Anyone using MedGemma 27B?
Posted by DeGreiff@reddit | LocalLLaMA | View on Reddit | 20 comments
I noticed MedGemma 27B is text-only, instruction-tuned (for inference-time compute), while 4B is the multimodal version. Interesting decision by Google.
Suitable_Currency440@reddit
Testing so far. i know its an old thread but here is my two cents.
For consumers in general market.
1. Good for trying to explain easy concepts, it grasp well the knowledge of most basic pathologies.
2. Good for understanding why you need to use your medications and what they are for.
Where it lacks
1. Treatment, i've seen it almost get it right just enough to convince a person who is not on the field about the correct medication, but enough that if the person took it it would cause harm.

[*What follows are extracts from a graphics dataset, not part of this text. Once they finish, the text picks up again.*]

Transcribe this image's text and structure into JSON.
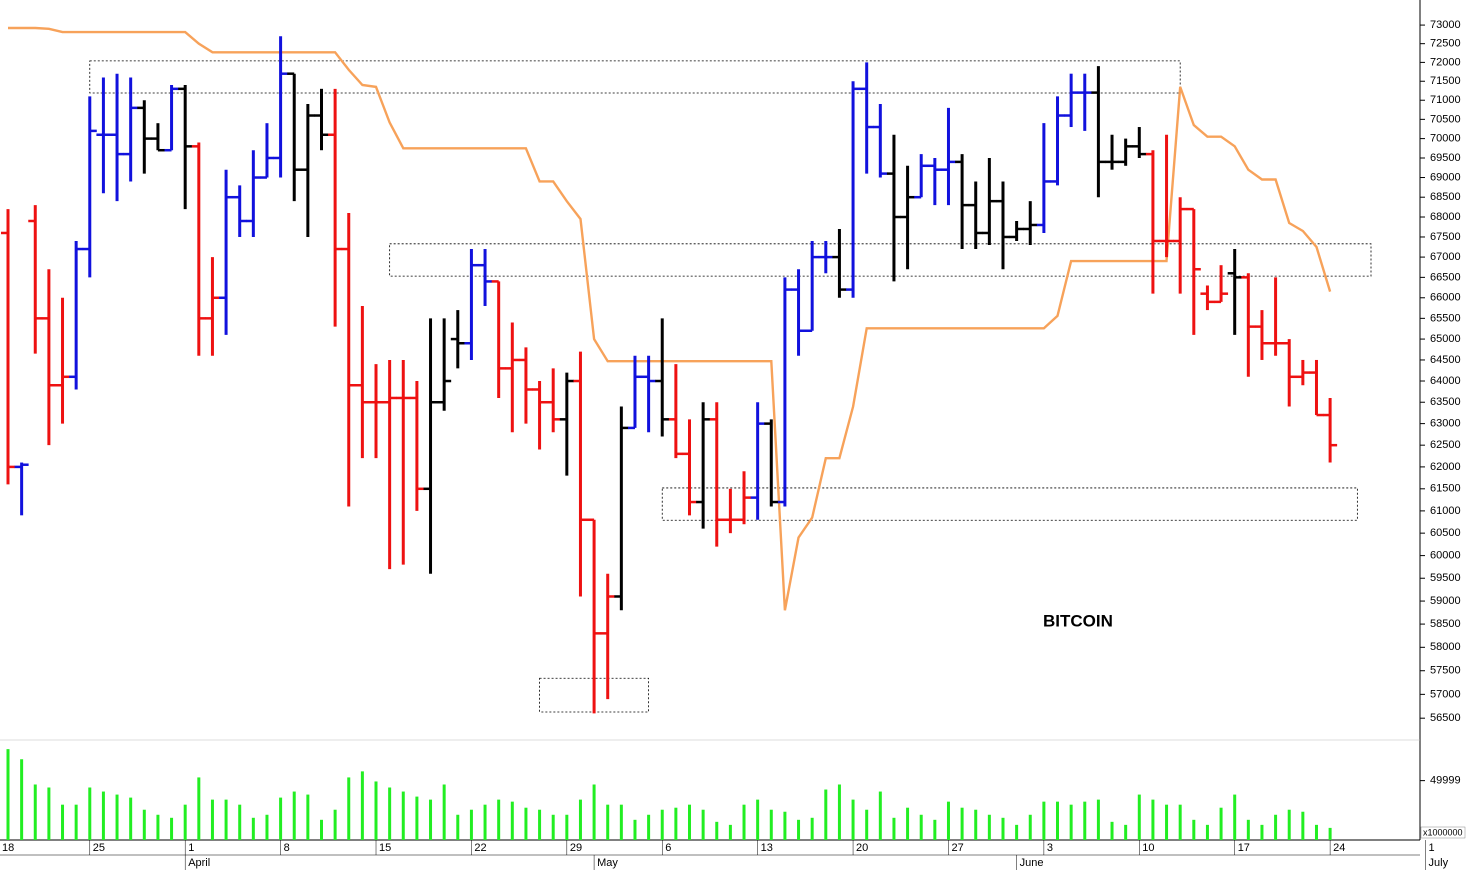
{
  "chart_data": {
    "type": "ohlc",
    "title": "BITCOIN",
    "yscale": "log",
    "ylim": [
      56150,
      73680
    ],
    "yticks": [
      73000,
      72500,
      72000,
      71500,
      71000,
      70500,
      70000,
      69500,
      69000,
      68500,
      68000,
      67500,
      67000,
      66500,
      66000,
      65500,
      65000,
      64500,
      64000,
      63500,
      63000,
      62500,
      62000,
      61500,
      61000,
      60500,
      60000,
      59500,
      59000,
      58500,
      58000,
      57500,
      57000,
      56500
    ],
    "x_ticks": [
      {
        "index": -1,
        "label": "18"
      },
      {
        "index": 6,
        "label": "25"
      },
      {
        "index": 13,
        "label": "1"
      },
      {
        "index": 20,
        "label": "8"
      },
      {
        "index": 27,
        "label": "15"
      },
      {
        "index": 34,
        "label": "22"
      },
      {
        "index": 41,
        "label": "29"
      },
      {
        "index": 48,
        "label": "6"
      },
      {
        "index": 55,
        "label": "13"
      },
      {
        "index": 62,
        "label": "20"
      },
      {
        "index": 69,
        "label": "27"
      },
      {
        "index": 76,
        "label": "3"
      },
      {
        "index": 83,
        "label": "10"
      },
      {
        "index": 90,
        "label": "17"
      },
      {
        "index": 97,
        "label": "24"
      },
      {
        "index": 104,
        "label": "1"
      }
    ],
    "months": [
      {
        "index": 13,
        "label": "April"
      },
      {
        "index": 43,
        "label": "May"
      },
      {
        "index": 74,
        "label": "June"
      },
      {
        "index": 104,
        "label": "July"
      }
    ],
    "open": [
      67600,
      62000,
      67900,
      65500,
      63900,
      64100,
      67200,
      70100,
      70100,
      69600,
      70800,
      70000,
      69700,
      71300,
      69800,
      65500,
      66000,
      68500,
      67900,
      69000,
      69500,
      71700,
      69200,
      70600,
      70100,
      67200,
      63900,
      63500,
      63500,
      63600,
      63600,
      61500,
      63500,
      65000,
      64900,
      66800,
      66400,
      64300,
      64500,
      63800,
      63500,
      63100,
      64000,
      60800,
      58300,
      59100,
      62900,
      64100,
      64000,
      63100,
      62300,
      61200,
      63100,
      60800,
      60800,
      61300,
      63000,
      61200,
      66200,
      65200,
      67000,
      67000,
      66200,
      71300,
      70300,
      69100,
      68000,
      68500,
      69300,
      69200,
      69400,
      68300,
      67600,
      68400,
      67500,
      67700,
      67800,
      68900,
      70600,
      71200,
      71200,
      69400,
      69400,
      69800,
      69600,
      67400,
      67400,
      68200,
      66100,
      65900,
      66600,
      66500,
      65300,
      64900,
      64900,
      64100,
      64200,
      63200
    ],
    "high": [
      68200,
      62100,
      68300,
      66700,
      66000,
      67400,
      71100,
      71600,
      71700,
      71600,
      71000,
      70400,
      71400,
      71400,
      69900,
      67000,
      69200,
      68800,
      69700,
      70400,
      72700,
      71700,
      70900,
      71300,
      71300,
      68100,
      65800,
      64400,
      64500,
      64500,
      64000,
      65500,
      65500,
      65700,
      67200,
      67200,
      66400,
      65400,
      64800,
      64000,
      64300,
      64200,
      64700,
      60800,
      59600,
      63400,
      64600,
      64600,
      65500,
      64400,
      63100,
      63500,
      63500,
      61500,
      61900,
      63500,
      63100,
      66500,
      66700,
      67400,
      67400,
      67700,
      71500,
      72000,
      70900,
      70100,
      69300,
      69600,
      69500,
      70800,
      69600,
      68900,
      69500,
      68900,
      67900,
      68400,
      70400,
      71100,
      71700,
      71700,
      71900,
      70100,
      70000,
      70300,
      69700,
      70100,
      68500,
      68200,
      66300,
      66800,
      67200,
      66600,
      65700,
      66500,
      65000,
      64500,
      64500,
      63600
    ],
    "low": [
      61600,
      60900,
      64650,
      62500,
      63000,
      63800,
      66500,
      68600,
      68400,
      68900,
      69100,
      69700,
      69700,
      68200,
      64600,
      64600,
      65100,
      67500,
      67500,
      69000,
      69000,
      68400,
      67500,
      69700,
      65300,
      61100,
      62200,
      62200,
      59700,
      59800,
      61000,
      59600,
      63300,
      64300,
      64500,
      65800,
      63600,
      62800,
      63000,
      62400,
      62800,
      61800,
      59100,
      56600,
      56900,
      58800,
      62900,
      62800,
      62700,
      62200,
      60900,
      60600,
      60200,
      60500,
      60700,
      60800,
      61100,
      61100,
      64600,
      65200,
      66600,
      66000,
      66000,
      69100,
      69000,
      66400,
      66700,
      68500,
      68300,
      68300,
      67200,
      67200,
      67300,
      66700,
      67400,
      67300,
      67600,
      68800,
      70300,
      70200,
      68500,
      69200,
      69300,
      69500,
      66100,
      67000,
      66100,
      65100,
      65700,
      65900,
      65100,
      64100,
      64500,
      64600,
      63400,
      63900,
      63200,
      62100
    ],
    "close": [
      62000,
      62050,
      65500,
      63900,
      64100,
      67200,
      70200,
      70100,
      69600,
      70800,
      70000,
      69700,
      71300,
      69800,
      65500,
      66000,
      68500,
      67900,
      69000,
      69500,
      71700,
      69200,
      70600,
      70100,
      67200,
      63900,
      63500,
      63500,
      63600,
      63600,
      61500,
      63500,
      64000,
      64900,
      66800,
      66400,
      64300,
      64500,
      63800,
      63500,
      63100,
      64000,
      60800,
      58300,
      59100,
      62900,
      64100,
      64000,
      63100,
      62300,
      61200,
      63100,
      60800,
      60800,
      61300,
      63000,
      61200,
      66200,
      65200,
      67000,
      67000,
      66200,
      71300,
      70300,
      69100,
      68000,
      68500,
      69300,
      69200,
      69400,
      68300,
      67600,
      68400,
      67500,
      67700,
      67800,
      68900,
      70600,
      71200,
      71200,
      69400,
      69400,
      69800,
      69600,
      67400,
      67400,
      68200,
      66700,
      65900,
      66100,
      66500,
      65300,
      64900,
      64900,
      64100,
      64200,
      63200,
      62500
    ],
    "bar_colors": [
      "#ee1111",
      "#1111dd",
      "#ee1111",
      "#ee1111",
      "#ee1111",
      "#1111dd",
      "#1111dd",
      "#1111dd",
      "#1111dd",
      "#1111dd",
      "#000000",
      "#000000",
      "#1111dd",
      "#000000",
      "#ee1111",
      "#ee1111",
      "#1111dd",
      "#1111dd",
      "#1111dd",
      "#1111dd",
      "#1111dd",
      "#000000",
      "#000000",
      "#000000",
      "#ee1111",
      "#ee1111",
      "#ee1111",
      "#ee1111",
      "#ee1111",
      "#ee1111",
      "#ee1111",
      "#000000",
      "#000000",
      "#000000",
      "#1111dd",
      "#1111dd",
      "#ee1111",
      "#ee1111",
      "#ee1111",
      "#ee1111",
      "#ee1111",
      "#000000",
      "#ee1111",
      "#ee1111",
      "#ee1111",
      "#000000",
      "#1111dd",
      "#1111dd",
      "#000000",
      "#ee1111",
      "#ee1111",
      "#000000",
      "#ee1111",
      "#ee1111",
      "#ee1111",
      "#1111dd",
      "#000000",
      "#1111dd",
      "#1111dd",
      "#1111dd",
      "#1111dd",
      "#000000",
      "#1111dd",
      "#1111dd",
      "#1111dd",
      "#000000",
      "#000000",
      "#1111dd",
      "#1111dd",
      "#1111dd",
      "#000000",
      "#000000",
      "#000000",
      "#000000",
      "#000000",
      "#000000",
      "#1111dd",
      "#1111dd",
      "#1111dd",
      "#1111dd",
      "#000000",
      "#000000",
      "#000000",
      "#000000",
      "#ee1111",
      "#ee1111",
      "#ee1111",
      "#ee1111",
      "#ee1111",
      "#ee1111",
      "#000000",
      "#ee1111",
      "#ee1111",
      "#ee1111",
      "#ee1111",
      "#ee1111",
      "#ee1111",
      "#ee1111"
    ],
    "stop_line": {
      "color": "#f7a25a",
      "values": [
        72920,
        72920,
        72920,
        72900,
        72810,
        72810,
        72810,
        72810,
        72810,
        72810,
        72810,
        72810,
        72810,
        72810,
        72500,
        72270,
        72270,
        72270,
        72270,
        72270,
        72270,
        72270,
        72270,
        72270,
        72270,
        71800,
        71400,
        71350,
        70420,
        69750,
        69750,
        69750,
        69750,
        69750,
        69750,
        69750,
        69750,
        69750,
        69750,
        68900,
        68900,
        68400,
        67950,
        65000,
        64470,
        64470,
        64470,
        64470,
        64470,
        64470,
        64470,
        64470,
        64470,
        64470,
        64470,
        64470,
        64470,
        58800,
        60400,
        60850,
        62200,
        62200,
        63400,
        65260,
        65260,
        65260,
        65260,
        65260,
        65260,
        65260,
        65260,
        65260,
        65260,
        65260,
        65260,
        65260,
        65260,
        65560,
        66900,
        66900,
        66900,
        66900,
        66900,
        66900,
        66900,
        66900,
        71350,
        70350,
        70050,
        70050,
        69800,
        69200,
        68950,
        68950,
        67850,
        67650,
        67250,
        66150
      ]
    },
    "zones": [
      {
        "start": 6,
        "end": 86,
        "low": 71190,
        "high": 72040
      },
      {
        "start": 28,
        "end": 100,
        "low": 66530,
        "high": 67330
      },
      {
        "start": 48,
        "end": 99,
        "low": 60790,
        "high": 61520
      },
      {
        "start": 39,
        "end": 47,
        "low": 56630,
        "high": 57340
      }
    ],
    "volume": {
      "color": "#22ee22",
      "unit": "x1000000",
      "ylim": [
        0,
        80000
      ],
      "yticks": [
        49999
      ],
      "values": [
        76500,
        68000,
        46750,
        44200,
        29750,
        29750,
        44200,
        40800,
        38250,
        35700,
        25500,
        21250,
        18700,
        29750,
        52700,
        34000,
        34000,
        29750,
        18700,
        21250,
        35700,
        40800,
        38250,
        17000,
        25500,
        52700,
        57800,
        49300,
        44200,
        40800,
        36550,
        34000,
        46750,
        21250,
        25500,
        29750,
        34000,
        32300,
        27200,
        25500,
        21250,
        21250,
        34000,
        46750,
        29750,
        29750,
        17000,
        21250,
        25500,
        27200,
        29750,
        25500,
        15300,
        12750,
        29750,
        34000,
        25500,
        23800,
        17000,
        18700,
        42500,
        46750,
        34000,
        25500,
        40800,
        18700,
        27200,
        21250,
        17000,
        32300,
        27200,
        25500,
        21250,
        18700,
        12750,
        21250,
        32300,
        32300,
        29750,
        32300,
        34000,
        15300,
        12750,
        38250,
        34000,
        29750,
        29750,
        17000,
        12750,
        27200,
        38250,
        17000,
        12750,
        21250,
        25500,
        23800,
        12750,
        10200
      ]
    }
  }
}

So i would strongly advise against to follow its instructions on treatments.
1.1. Tested on treatment on diabetes, pneumonia, rheymatology and immunology, it only advise correctly the easiest ones, but posology, the correct way, the correct medication sometimes it gets right, sometimes it gets wrong, so its very crude in these aspects.

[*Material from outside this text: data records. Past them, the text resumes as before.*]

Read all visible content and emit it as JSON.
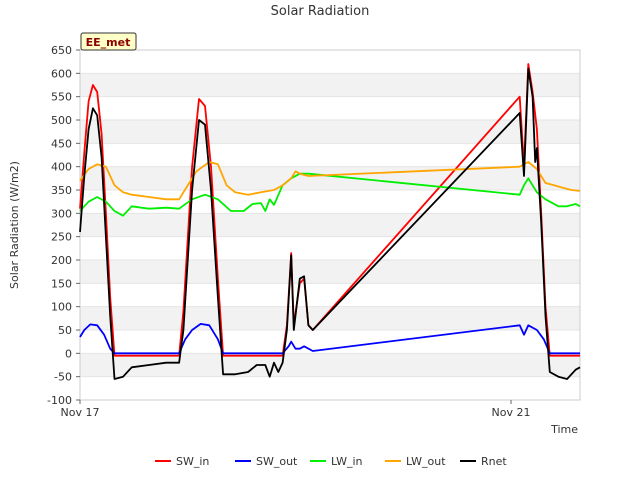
{
  "chart_data": {
    "type": "line",
    "title": "Solar Radiation",
    "xlabel": "Time",
    "ylabel": "Solar Radiation (W/m2)",
    "badge": "EE_met",
    "xlim": [
      0,
      5.8
    ],
    "ylim": [
      -100,
      650
    ],
    "yticks": [
      -100,
      -50,
      0,
      50,
      100,
      150,
      200,
      250,
      300,
      350,
      400,
      450,
      500,
      550,
      600,
      650
    ],
    "xticks": [
      {
        "value": 0,
        "label": "Nov 17"
      },
      {
        "value": 5.0,
        "label": "Nov 21"
      }
    ],
    "series": [
      {
        "name": "SW_in",
        "color": "#ff0000",
        "points": [
          [
            0,
            310
          ],
          [
            0.05,
            430
          ],
          [
            0.1,
            540
          ],
          [
            0.15,
            575
          ],
          [
            0.2,
            560
          ],
          [
            0.25,
            470
          ],
          [
            0.3,
            300
          ],
          [
            0.35,
            120
          ],
          [
            0.4,
            -5
          ],
          [
            1.15,
            -5
          ],
          [
            1.2,
            90
          ],
          [
            1.3,
            400
          ],
          [
            1.38,
            545
          ],
          [
            1.45,
            530
          ],
          [
            1.52,
            400
          ],
          [
            1.6,
            160
          ],
          [
            1.66,
            -5
          ],
          [
            2.35,
            -5
          ],
          [
            2.4,
            60
          ],
          [
            2.45,
            215
          ],
          [
            2.48,
            60
          ],
          [
            2.55,
            150
          ],
          [
            2.6,
            160
          ],
          [
            2.65,
            60
          ],
          [
            2.7,
            50
          ],
          [
            5.1,
            550
          ],
          [
            5.15,
            400
          ],
          [
            5.2,
            620
          ],
          [
            5.25,
            560
          ],
          [
            5.3,
            480
          ],
          [
            5.35,
            300
          ],
          [
            5.4,
            100
          ],
          [
            5.45,
            -5
          ],
          [
            5.8,
            -5
          ]
        ]
      },
      {
        "name": "SW_out",
        "color": "#0000ff",
        "points": [
          [
            0,
            35
          ],
          [
            0.05,
            50
          ],
          [
            0.12,
            62
          ],
          [
            0.2,
            60
          ],
          [
            0.28,
            40
          ],
          [
            0.35,
            10
          ],
          [
            0.4,
            0
          ],
          [
            1.15,
            0
          ],
          [
            1.22,
            30
          ],
          [
            1.3,
            50
          ],
          [
            1.4,
            63
          ],
          [
            1.5,
            60
          ],
          [
            1.6,
            30
          ],
          [
            1.66,
            0
          ],
          [
            2.35,
            0
          ],
          [
            2.42,
            15
          ],
          [
            2.45,
            25
          ],
          [
            2.5,
            10
          ],
          [
            2.55,
            10
          ],
          [
            2.6,
            15
          ],
          [
            2.7,
            5
          ],
          [
            5.1,
            60
          ],
          [
            5.15,
            40
          ],
          [
            5.2,
            60
          ],
          [
            5.3,
            50
          ],
          [
            5.38,
            30
          ],
          [
            5.45,
            0
          ],
          [
            5.8,
            0
          ]
        ]
      },
      {
        "name": "LW_in",
        "color": "#00ee00",
        "points": [
          [
            0,
            305
          ],
          [
            0.1,
            325
          ],
          [
            0.2,
            335
          ],
          [
            0.3,
            325
          ],
          [
            0.4,
            305
          ],
          [
            0.5,
            295
          ],
          [
            0.6,
            315
          ],
          [
            0.8,
            310
          ],
          [
            1.0,
            312
          ],
          [
            1.15,
            310
          ],
          [
            1.3,
            330
          ],
          [
            1.45,
            340
          ],
          [
            1.6,
            330
          ],
          [
            1.75,
            305
          ],
          [
            1.9,
            305
          ],
          [
            2.0,
            320
          ],
          [
            2.1,
            322
          ],
          [
            2.15,
            305
          ],
          [
            2.2,
            330
          ],
          [
            2.25,
            318
          ],
          [
            2.35,
            360
          ],
          [
            2.45,
            375
          ],
          [
            2.55,
            385
          ],
          [
            2.65,
            385
          ],
          [
            5.1,
            340
          ],
          [
            5.15,
            360
          ],
          [
            5.2,
            375
          ],
          [
            5.3,
            345
          ],
          [
            5.4,
            330
          ],
          [
            5.55,
            315
          ],
          [
            5.65,
            315
          ],
          [
            5.75,
            320
          ],
          [
            5.8,
            315
          ]
        ]
      },
      {
        "name": "LW_out",
        "color": "#ffa500",
        "points": [
          [
            0,
            370
          ],
          [
            0.1,
            395
          ],
          [
            0.2,
            405
          ],
          [
            0.3,
            400
          ],
          [
            0.4,
            360
          ],
          [
            0.5,
            345
          ],
          [
            0.6,
            340
          ],
          [
            0.8,
            335
          ],
          [
            1.0,
            330
          ],
          [
            1.15,
            330
          ],
          [
            1.25,
            360
          ],
          [
            1.35,
            390
          ],
          [
            1.5,
            410
          ],
          [
            1.6,
            405
          ],
          [
            1.7,
            360
          ],
          [
            1.8,
            345
          ],
          [
            1.95,
            340
          ],
          [
            2.1,
            345
          ],
          [
            2.25,
            350
          ],
          [
            2.35,
            360
          ],
          [
            2.45,
            375
          ],
          [
            2.5,
            390
          ],
          [
            2.55,
            385
          ],
          [
            2.65,
            380
          ],
          [
            5.1,
            400
          ],
          [
            5.2,
            410
          ],
          [
            5.3,
            395
          ],
          [
            5.4,
            365
          ],
          [
            5.5,
            360
          ],
          [
            5.6,
            355
          ],
          [
            5.7,
            350
          ],
          [
            5.8,
            348
          ]
        ]
      },
      {
        "name": "Rnet",
        "color": "#000000",
        "points": [
          [
            0,
            260
          ],
          [
            0.05,
            380
          ],
          [
            0.1,
            480
          ],
          [
            0.15,
            525
          ],
          [
            0.2,
            510
          ],
          [
            0.25,
            420
          ],
          [
            0.3,
            250
          ],
          [
            0.35,
            80
          ],
          [
            0.4,
            -55
          ],
          [
            0.5,
            -50
          ],
          [
            0.6,
            -30
          ],
          [
            0.8,
            -25
          ],
          [
            1.0,
            -20
          ],
          [
            1.15,
            -20
          ],
          [
            1.2,
            50
          ],
          [
            1.3,
            350
          ],
          [
            1.38,
            500
          ],
          [
            1.45,
            490
          ],
          [
            1.52,
            350
          ],
          [
            1.6,
            120
          ],
          [
            1.66,
            -45
          ],
          [
            1.8,
            -45
          ],
          [
            1.95,
            -40
          ],
          [
            2.05,
            -25
          ],
          [
            2.15,
            -25
          ],
          [
            2.2,
            -50
          ],
          [
            2.25,
            -20
          ],
          [
            2.3,
            -40
          ],
          [
            2.35,
            -20
          ],
          [
            2.4,
            50
          ],
          [
            2.45,
            210
          ],
          [
            2.48,
            50
          ],
          [
            2.55,
            160
          ],
          [
            2.6,
            165
          ],
          [
            2.65,
            60
          ],
          [
            2.7,
            50
          ],
          [
            5.1,
            515
          ],
          [
            5.15,
            380
          ],
          [
            5.2,
            610
          ],
          [
            5.25,
            550
          ],
          [
            5.28,
            410
          ],
          [
            5.3,
            440
          ],
          [
            5.35,
            280
          ],
          [
            5.4,
            80
          ],
          [
            5.45,
            -40
          ],
          [
            5.55,
            -50
          ],
          [
            5.65,
            -55
          ],
          [
            5.75,
            -35
          ],
          [
            5.8,
            -30
          ]
        ]
      }
    ]
  }
}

2. Lab images: It finds easy to mid difficulty images in perplexity, can lack depth in harder images, ultrassound, ct, mri. As most people don't know when something should be there or shouldnt, i would not advise so much as reliable for this.
How i made it work, for me at least.
As a rag agent, i embedded my own database for medications, posologies, and treatments and it consults mostly to check if it matches with current guidelines.
Next_Land6577@reddit
Bonjour, je suis intéressé par votre approche est-il possible d'en discuter davantage pour comprendre comment vous avez mis ces solutions en place et notamment savoir comment vous maintenez vos données à jour concernant la base de données des médicaments. Hate d'avoir cet échange :)
Suitable_Currency440@reddit
Sure, pm-me. I actually kept improving it, its far easier, more accurate and accesible to build one.
Next_Land6577@reddit
I sent you a private message
RevolutionaryEase613@reddit
hi I was curious as to what tech stack you used to do this. I am having trouble implementing this myself.
Suitable_Currency440@reddit
i'll send you a message as soon as possible to detail it better
RevolutionaryEase613@reddit
Thank you!
just_diegui@reddit
Working on a test on chest RX readings with a neumologist friend.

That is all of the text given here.